Monica Gotta did her undergraduate studies in Turin, Italy. She then moved to Switzerland and performed her doctoral studies on chromatin organization in the laboratory of Susan Gasser at the Swiss Institute for Experimental Cancer Research (ISREC). She received her PhD from the University of Lausanne in 1997. In 1998 she joined the group of Dr Julie Ahringer at the Welcome CR/UK Gurdon Institute to study the mechanisms of cell polarization and mitotic spindle positioning during asymmetric cell division of the C. elegans embryo. In 2002 she went back to Switzerland as a Swiss National Science Foundation Assistant Professor at the Institute of Biochemistry, ETH, Zurich.
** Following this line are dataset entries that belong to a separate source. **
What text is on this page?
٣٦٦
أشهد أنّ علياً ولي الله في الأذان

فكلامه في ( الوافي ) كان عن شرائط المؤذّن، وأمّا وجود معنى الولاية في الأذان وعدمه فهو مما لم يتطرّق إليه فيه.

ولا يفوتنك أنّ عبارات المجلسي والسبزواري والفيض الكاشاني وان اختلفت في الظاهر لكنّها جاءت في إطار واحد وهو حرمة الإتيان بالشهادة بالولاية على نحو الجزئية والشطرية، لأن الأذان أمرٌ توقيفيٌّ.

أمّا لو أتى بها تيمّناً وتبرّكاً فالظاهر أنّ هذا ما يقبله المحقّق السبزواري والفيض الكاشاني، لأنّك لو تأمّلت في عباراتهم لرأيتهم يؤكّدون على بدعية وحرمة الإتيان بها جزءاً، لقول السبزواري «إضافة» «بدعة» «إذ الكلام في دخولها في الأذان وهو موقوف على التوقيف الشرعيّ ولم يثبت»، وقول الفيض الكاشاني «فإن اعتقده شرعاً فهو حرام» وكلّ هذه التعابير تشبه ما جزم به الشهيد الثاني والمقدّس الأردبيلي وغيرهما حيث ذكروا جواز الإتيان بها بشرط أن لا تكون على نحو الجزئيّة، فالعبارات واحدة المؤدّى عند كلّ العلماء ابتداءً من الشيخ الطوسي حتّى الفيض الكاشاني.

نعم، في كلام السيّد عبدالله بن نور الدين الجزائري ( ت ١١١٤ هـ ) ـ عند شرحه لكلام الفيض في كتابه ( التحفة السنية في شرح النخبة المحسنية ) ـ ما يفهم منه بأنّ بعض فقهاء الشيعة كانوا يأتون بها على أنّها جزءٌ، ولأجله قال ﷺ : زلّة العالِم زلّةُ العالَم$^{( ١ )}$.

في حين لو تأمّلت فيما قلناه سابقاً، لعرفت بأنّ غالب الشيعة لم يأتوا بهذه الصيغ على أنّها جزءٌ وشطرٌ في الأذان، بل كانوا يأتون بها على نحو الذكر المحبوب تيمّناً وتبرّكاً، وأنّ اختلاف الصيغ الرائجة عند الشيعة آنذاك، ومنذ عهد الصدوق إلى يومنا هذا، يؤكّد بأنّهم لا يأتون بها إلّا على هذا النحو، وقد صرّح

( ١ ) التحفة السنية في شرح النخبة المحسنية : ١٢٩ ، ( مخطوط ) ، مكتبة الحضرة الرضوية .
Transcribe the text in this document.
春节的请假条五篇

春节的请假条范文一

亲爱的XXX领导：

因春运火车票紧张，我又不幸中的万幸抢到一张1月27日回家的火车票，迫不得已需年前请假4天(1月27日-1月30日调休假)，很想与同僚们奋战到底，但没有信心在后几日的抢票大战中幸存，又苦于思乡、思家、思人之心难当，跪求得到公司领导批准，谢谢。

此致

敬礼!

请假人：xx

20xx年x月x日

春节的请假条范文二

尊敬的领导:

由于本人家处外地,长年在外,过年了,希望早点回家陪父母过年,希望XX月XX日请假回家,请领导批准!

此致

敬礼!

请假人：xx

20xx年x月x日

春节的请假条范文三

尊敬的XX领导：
In 2008 she became Associate Professor at the Medical Faculty of the University of Geneva. She was promoted to Full Professor in 2014.
The Gotta lab uses the C. elegans embryo and human cells to study the mechanisms of symmetric and asymmetric cell divisions, and how defects in these processes affect the development of an organism. To investigate the principles and molecular pathways underlying cell polarity establishment and (a)symmetric cell divisions, they exploit a combination of genetics, cell biology, biochemistry and mathematical modelling.